Temporal coherence is consecutive frames within short time that have similar coherent appearance. The color coherence can be used to design pretext tasks for self-supervised learning. Video colorization is a way to utilize color coherence.

Tran et al. [3] proposed a U-shaped convolutional network which is an encoder-decoder network based on 3DConvNet. The input of the network is a clip of gray-scale video clip, while the output is a colorful video clip. The encoder is a bunch of 3D convolution layers to extract features while the decoder is a bunch of 3D deconvolution layers to generate colorful video clips from the extracted feature.

The color coherence in videos is a strong supervision signal.

Temporal Context Based Learning:

Videos consist of frames of various lengths that have rich spatial and temporal information. The temporal information is used as a supervision signal for self-supervised learning. Pretext tasks include temporal order verification and temporal order recognition.

Temporal order verification is to verify whether a sequence of input frames is in correct temporal order, while temporal order recognition is to recognize the order of a sequence of input frames.

For temporal order verification, a pretext task [4] by Misra et al. has been proposed to learn image features from videos with 2D ConvNet. The steps include:

Frames with significant motions are sampled from videos according to optic flow magnitude.
Sampled frames are shuffled and fed to the network which is trained to verify whether the input data frames are in the correct order. The network captures subtle differences between the frames such as the movement of the object (person) in order to verify the temporal difference.

Cross Model Based Learning

This method usually learns features from the correspondence of multiple data streams such as RGB frame sequence, optical flow sequence, audio data and camera pose. Optical flow sequence can be generated that indicates motion in videos.

Based on the type of data used, these methods fall into three categories.

Methods that learn features by using the RGB and optical flow correspondence
Methods that learn features by utilizing the video and audio
Correspondence ego-motion that learns by utilizing the correspondence between egocentric video and ego motor sensor signals.

Usually, the network is trained to recognize if the two kinds of input data are corresponding to each other.

Learning from Visual-Audio Correspondence

This type of method jointly learns both video and audio features with heterogeneous networks. The general framework of this type of pretext tasks is shown in Fig. 11.

Figure 11:Architecture of video and audio correspondence verification

There are two subnetworks: the vision subnetwork and the audio subnetwork.

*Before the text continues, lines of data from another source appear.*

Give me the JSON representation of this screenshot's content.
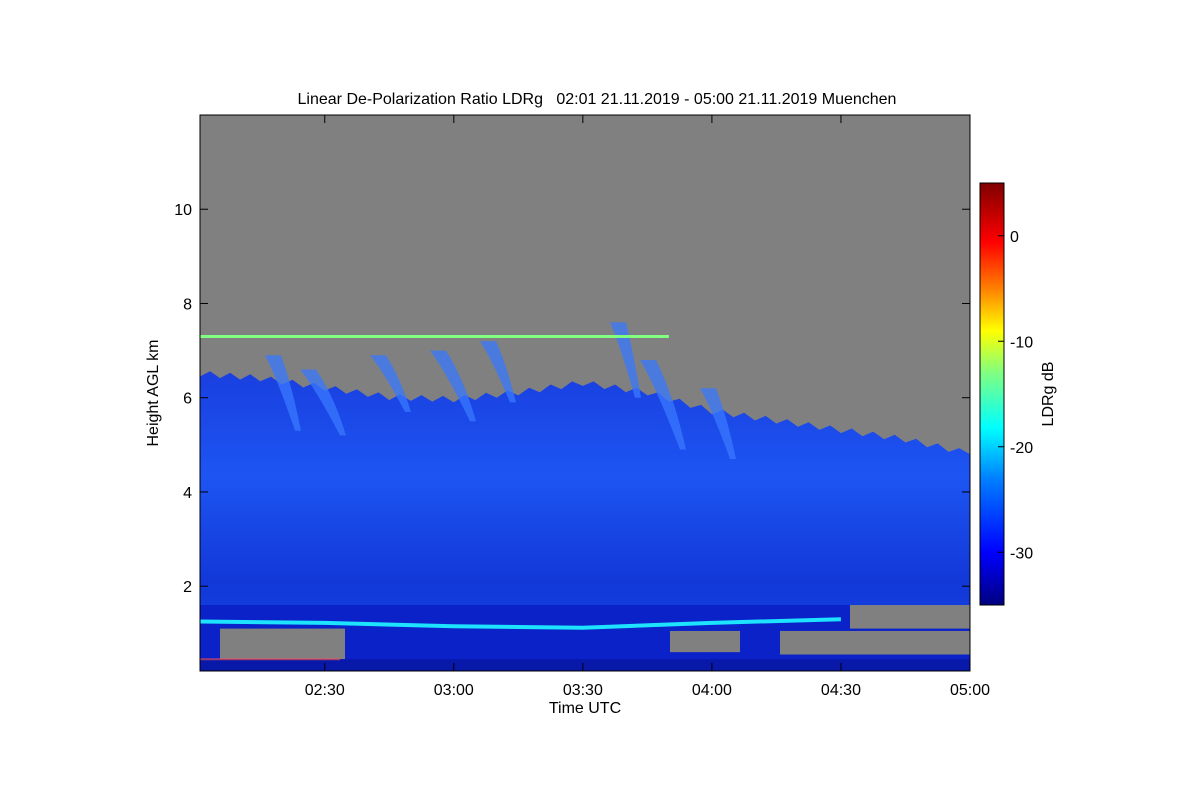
{
  "chart_data": {
    "type": "heatmap",
    "title": "Linear De-Polarization Ratio LDRg   02:01 21.11.2019 - 05:00 21.11.2019 Muenchen",
    "xlabel": "Time UTC",
    "ylabel": "Height AGL km",
    "x_range": [
      "02:01",
      "05:00"
    ],
    "x_ticks": [
      "02:30",
      "03:00",
      "03:30",
      "04:00",
      "04:30",
      "05:00"
    ],
    "ylim": [
      0.2,
      12
    ],
    "y_ticks": [
      2,
      4,
      6,
      8,
      10
    ],
    "colorbar": {
      "label": "LDRg dB",
      "range": [
        -35,
        5
      ],
      "ticks": [
        0,
        -10,
        -20,
        -30
      ],
      "colormap": [
        "#000080",
        "#0000ff",
        "#0080ff",
        "#00ffff",
        "#80ff80",
        "#ffff00",
        "#ff8000",
        "#ff0000",
        "#800000"
      ]
    },
    "no_data_color": "#808080",
    "cloud_top_km": [
      {
        "time": "02:01",
        "top": 6.5
      },
      {
        "time": "02:15",
        "top": 6.4
      },
      {
        "time": "02:30",
        "top": 6.2
      },
      {
        "time": "02:45",
        "top": 6.0
      },
      {
        "time": "03:00",
        "top": 5.95
      },
      {
        "time": "03:15",
        "top": 6.1
      },
      {
        "time": "03:30",
        "top": 6.3
      },
      {
        "time": "03:45",
        "top": 6.1
      },
      {
        "time": "04:00",
        "top": 5.7
      },
      {
        "time": "04:15",
        "top": 5.5
      },
      {
        "time": "04:30",
        "top": 5.3
      },
      {
        "time": "04:45",
        "top": 5.1
      },
      {
        "time": "05:00",
        "top": 4.8
      }
    ],
    "cloud_base_km": 1.6,
    "melting_layer_km": [
      {
        "time": "02:01",
        "height": 1.25
      },
      {
        "time": "02:30",
        "height": 1.22
      },
      {
        "time": "03:00",
        "height": 1.15
      },
      {
        "time": "03:30",
        "height": 1.12
      },
      {
        "time": "04:00",
        "height": 1.22
      },
      {
        "time": "04:30",
        "height": 1.3
      }
    ],
    "artifact_line": {
      "height_km": 7.3,
      "start": "02:01",
      "end": "03:50",
      "ldr_db": -15
    }
  }
}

The input of vision subnetwork is a single frame or a stack of image frames and the vision subnetwork learns to capture visual features of the input data. Positive data are sampled by extracting video frames and audio from the same time of one video, while negative training data is generated by extracting video frames and audio from different videos or from different times of one video. Therefore, the networks are trained to discover the correlation of video and audio data to accomplish the pretext task which could be verifying whether the input visual data and audio data are correspondents or not with cross-entropy loss.

References:-

[1] https://arxiv.org/pdf/1902.06162.pdf

[2] D. Pathak, P. Krahenbuhl, J. Donahue, T. Darrell, and A. A. Efros,“Context encoders: Feature learning by inpainting,” in Proc. IEEEConf. Comput. Vis. Pattern Recognit., 2016, pp. 2536–2544.

[3] D. Tran, L. Bourdev, R. Fergus, L. Torresani, and M. Paluri, “Deep End2End Voxel2Voxel prediction,” in Proc. IEEE Conf.Comput. Vis. Pattern Recognit. Workshops, 2016, pp. 17–24.

[4]I. Misra, C. L. Zitnick, and M. Hebert, “Shuffle and learn: Unsupervised learning using temporal order verification,” in Proc. Eur. Conf. Comput. Vis., 2016, pp. 527–544.